Bill Knudstrup, a painter and one of five remaining partners of the Dancing Dog Gallery, talked regretfully about its closing. Just a year and a half ago it seemed a suitably art-focused repurposing of the old Herb David Guitar Studio, but Knudstrup says it just didn’t generate enough income to pay the high cost of doing business downtown. The three partners who have dropped out did so not because of any internal turmoil, but due to separate life events, and Knudstrup says “each time someone left, it was more work for the remaining partners and was harder to come up with the rent.”

Knudstrup says he’s looking forward to having more time for his own work: “I’ll probably start looking for some gallery representation myself. The work I’ve done has been good, and it was good knowing it would be out in public, but I haven’t had the amount of time in the studio I used to have. I usually do thirty to fifty paintings a year, and this past year was half that.”

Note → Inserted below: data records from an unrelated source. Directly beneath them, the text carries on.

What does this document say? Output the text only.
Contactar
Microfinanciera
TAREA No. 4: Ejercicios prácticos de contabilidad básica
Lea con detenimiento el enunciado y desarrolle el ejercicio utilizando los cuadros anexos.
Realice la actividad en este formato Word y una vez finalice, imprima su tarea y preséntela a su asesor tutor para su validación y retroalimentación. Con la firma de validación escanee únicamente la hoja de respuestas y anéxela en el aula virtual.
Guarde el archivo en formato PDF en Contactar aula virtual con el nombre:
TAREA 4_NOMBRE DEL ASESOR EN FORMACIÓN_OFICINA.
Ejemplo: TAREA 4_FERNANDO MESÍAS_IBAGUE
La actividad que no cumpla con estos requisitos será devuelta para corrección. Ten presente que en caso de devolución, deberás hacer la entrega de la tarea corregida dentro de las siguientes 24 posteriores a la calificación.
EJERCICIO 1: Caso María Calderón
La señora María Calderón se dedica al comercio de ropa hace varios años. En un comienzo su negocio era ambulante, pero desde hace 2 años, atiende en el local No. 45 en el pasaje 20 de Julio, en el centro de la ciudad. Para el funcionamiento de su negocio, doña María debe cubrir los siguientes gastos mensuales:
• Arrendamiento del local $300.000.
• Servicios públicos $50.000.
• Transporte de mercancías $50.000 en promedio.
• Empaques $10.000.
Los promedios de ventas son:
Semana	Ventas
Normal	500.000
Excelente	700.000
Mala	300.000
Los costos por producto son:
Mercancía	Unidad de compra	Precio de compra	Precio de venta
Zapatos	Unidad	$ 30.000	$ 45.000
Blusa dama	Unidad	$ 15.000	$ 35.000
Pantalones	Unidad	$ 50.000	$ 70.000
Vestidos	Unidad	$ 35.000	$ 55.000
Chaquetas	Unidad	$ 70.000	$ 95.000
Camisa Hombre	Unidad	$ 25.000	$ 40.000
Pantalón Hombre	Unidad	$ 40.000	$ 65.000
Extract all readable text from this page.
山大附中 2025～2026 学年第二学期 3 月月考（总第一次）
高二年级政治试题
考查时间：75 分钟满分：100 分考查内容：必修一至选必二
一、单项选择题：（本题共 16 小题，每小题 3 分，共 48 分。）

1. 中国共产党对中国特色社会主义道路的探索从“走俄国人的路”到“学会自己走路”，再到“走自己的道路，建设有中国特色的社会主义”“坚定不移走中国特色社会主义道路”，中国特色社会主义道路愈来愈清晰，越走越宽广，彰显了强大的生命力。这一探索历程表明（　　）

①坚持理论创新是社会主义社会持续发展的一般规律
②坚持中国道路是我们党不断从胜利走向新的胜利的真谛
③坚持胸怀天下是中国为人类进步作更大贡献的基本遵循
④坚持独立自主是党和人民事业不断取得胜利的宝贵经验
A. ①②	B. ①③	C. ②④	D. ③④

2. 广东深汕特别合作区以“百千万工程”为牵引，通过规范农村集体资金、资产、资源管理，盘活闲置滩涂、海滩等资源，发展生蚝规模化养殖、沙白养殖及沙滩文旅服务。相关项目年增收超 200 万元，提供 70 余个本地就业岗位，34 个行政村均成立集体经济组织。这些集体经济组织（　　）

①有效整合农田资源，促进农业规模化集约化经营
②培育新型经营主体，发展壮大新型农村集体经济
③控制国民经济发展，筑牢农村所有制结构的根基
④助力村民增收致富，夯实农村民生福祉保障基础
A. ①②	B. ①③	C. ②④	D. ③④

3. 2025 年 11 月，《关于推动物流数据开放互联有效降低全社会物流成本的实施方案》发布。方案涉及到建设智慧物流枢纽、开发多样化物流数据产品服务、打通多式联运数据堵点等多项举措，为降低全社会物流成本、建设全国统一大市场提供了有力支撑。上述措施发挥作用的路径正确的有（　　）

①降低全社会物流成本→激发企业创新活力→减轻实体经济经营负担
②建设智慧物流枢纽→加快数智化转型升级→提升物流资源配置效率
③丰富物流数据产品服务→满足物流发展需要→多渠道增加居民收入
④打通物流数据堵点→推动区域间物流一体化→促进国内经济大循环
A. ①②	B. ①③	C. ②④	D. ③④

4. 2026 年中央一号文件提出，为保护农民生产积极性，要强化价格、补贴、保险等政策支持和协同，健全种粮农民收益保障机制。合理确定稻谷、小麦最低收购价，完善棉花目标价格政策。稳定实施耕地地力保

Vellum opened two years ago with big-city sophistication, small-city prices, and a lot of drama backstage. A former employee recalls rushing a sous vide machine–a super-slow cooker that’s a favorite of molecular gastronomes, but lacked a required variance–from room to room ahead of restaurant inspectors (it was finally caught and evicted). In its short life, Vellum retooled its menu, lost key staff, lost its star chef Peter Roumanis (son of owner John Roumanis), retooled the menu again, added a humbler “Grill” to its name, and finally closed in January.